To date, there are only anecdotal reports of differences in response between nivolumab and pembrolizumab (Keytruda), and the very questionable data from the Checkmate-026 trial provide no clarity on real potential differences between the two anti-PD-1s in solid tumors. There are stronger indications of difference in response and survival in hematological malignancies between nivolumab or pembrolizumab and pidilizumab (in development by Medivation – now Pfizer) — with pidilizumab the apparent winner, likely due to its second mechanism of action not involving binding to PD-1. Though interested investigators are beginning to think about head-to-head studies in prostate and other malignancies, it will be some time before any solid, statistically sound conclusions can be made about relative response in, and survival of, patients using various anti-PD-1 drugs. The “results” of the Opdivo Checkmate-026 study should in no way be relied on for such a comparative conclusion.

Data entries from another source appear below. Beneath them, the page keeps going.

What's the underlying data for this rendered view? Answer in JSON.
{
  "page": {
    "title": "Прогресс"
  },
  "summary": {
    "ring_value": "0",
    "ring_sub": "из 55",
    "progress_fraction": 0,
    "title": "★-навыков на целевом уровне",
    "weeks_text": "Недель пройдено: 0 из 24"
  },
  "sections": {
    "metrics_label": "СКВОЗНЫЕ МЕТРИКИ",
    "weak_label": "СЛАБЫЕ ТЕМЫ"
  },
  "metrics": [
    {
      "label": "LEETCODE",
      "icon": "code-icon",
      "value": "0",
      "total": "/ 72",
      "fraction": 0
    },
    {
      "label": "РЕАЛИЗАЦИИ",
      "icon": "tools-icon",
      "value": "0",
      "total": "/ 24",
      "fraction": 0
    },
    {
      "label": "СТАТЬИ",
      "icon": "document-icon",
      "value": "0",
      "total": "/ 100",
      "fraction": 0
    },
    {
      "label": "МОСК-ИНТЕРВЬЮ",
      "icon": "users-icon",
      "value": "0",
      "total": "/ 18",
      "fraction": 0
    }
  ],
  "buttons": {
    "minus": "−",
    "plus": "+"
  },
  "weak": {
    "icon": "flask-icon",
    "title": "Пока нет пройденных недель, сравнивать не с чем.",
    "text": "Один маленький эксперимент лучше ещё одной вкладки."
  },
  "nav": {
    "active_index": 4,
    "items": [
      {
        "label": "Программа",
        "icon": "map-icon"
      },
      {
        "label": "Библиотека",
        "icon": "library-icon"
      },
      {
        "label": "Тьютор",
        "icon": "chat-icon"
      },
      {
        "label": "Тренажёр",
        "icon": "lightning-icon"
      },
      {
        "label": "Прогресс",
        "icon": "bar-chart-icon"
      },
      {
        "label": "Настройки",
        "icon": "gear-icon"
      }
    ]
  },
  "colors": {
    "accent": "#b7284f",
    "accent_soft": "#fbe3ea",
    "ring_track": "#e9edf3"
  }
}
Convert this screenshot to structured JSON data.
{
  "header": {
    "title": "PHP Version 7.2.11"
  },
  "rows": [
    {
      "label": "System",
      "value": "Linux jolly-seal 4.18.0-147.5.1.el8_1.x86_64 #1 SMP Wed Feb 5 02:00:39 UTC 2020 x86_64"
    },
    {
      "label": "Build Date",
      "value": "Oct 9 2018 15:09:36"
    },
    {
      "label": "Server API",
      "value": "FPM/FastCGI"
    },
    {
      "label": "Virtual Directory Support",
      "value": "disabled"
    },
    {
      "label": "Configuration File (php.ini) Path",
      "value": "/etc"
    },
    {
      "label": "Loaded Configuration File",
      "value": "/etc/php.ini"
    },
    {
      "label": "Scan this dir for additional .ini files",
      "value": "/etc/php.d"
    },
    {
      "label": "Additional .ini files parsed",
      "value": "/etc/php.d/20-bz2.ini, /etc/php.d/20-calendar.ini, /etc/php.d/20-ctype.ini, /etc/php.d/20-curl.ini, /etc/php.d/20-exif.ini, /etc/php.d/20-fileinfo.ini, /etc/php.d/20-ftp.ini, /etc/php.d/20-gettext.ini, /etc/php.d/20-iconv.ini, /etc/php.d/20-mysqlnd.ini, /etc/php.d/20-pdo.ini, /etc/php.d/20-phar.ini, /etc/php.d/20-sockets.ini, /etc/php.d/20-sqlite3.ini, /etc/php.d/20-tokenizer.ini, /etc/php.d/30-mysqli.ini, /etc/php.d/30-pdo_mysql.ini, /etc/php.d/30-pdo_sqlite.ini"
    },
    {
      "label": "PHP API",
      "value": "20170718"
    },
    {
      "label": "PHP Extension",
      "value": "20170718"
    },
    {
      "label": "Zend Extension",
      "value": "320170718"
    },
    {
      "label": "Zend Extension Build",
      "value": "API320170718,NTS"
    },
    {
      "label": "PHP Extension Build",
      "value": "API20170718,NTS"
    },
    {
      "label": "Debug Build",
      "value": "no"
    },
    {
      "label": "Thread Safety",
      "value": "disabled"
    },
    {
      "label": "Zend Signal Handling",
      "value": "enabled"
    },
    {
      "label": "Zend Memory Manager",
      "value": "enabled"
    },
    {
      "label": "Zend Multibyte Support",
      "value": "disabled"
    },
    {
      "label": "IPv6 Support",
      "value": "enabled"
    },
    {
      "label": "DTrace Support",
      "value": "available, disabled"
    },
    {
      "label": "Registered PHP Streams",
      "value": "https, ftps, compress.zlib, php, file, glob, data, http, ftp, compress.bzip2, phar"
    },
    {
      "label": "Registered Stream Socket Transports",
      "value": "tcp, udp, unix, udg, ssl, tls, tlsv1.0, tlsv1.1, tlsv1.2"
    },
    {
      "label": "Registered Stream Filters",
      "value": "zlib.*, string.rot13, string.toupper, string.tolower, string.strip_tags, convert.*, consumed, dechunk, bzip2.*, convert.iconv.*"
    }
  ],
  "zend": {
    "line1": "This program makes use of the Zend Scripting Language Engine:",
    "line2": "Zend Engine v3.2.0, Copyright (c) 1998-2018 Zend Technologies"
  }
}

Biomarkers and biopsies in clinical trials promise to bring more predictability to treatment through patient selection, but they can also introduce their own uncertainties. You can see a lot of the devil in the details, looking at a reasonable estimation of the error rates for determination of PD-L1 biomarker positivity in Checkmate-026:

The literature (Phillips, et. al. 2015 and others) notes that there is at least a 10-percent error rate in operator-to-operator, and center-to-center, determination of PD-L1 positivity at the 5-percent cutoff of the Opdivo biomarker trial. In addition, there is a 16-percent or more discordant rate from biopsy to biopsy in the same tumor samples. Actual error rate of the assay itself, or “reagent binding,” is likely to be in the normal IHC (immunohistochemistry) range of 6 to 7 percent. Thus the actual total error rate for the assays are almost certainly in excess of 30 percent. Accounting for variability in staining intensity and its relationship to scoring would increase the error rate further. Some studies (Villaruz and Socinski 2013, and others) say the error rate for measurements of PFS (progression-free survival) is at least 25 percent; others have argued the real rates are much higher. Thus, at best, in the “026” trial the likelihood of a patient who is truly above the cutoff PD-L1 rate of 5 percent, and who truly has a tumor response, actually showing tumor response is only about 50 percent. That is not a good basis for making conclusions about the real patient responses in any trial.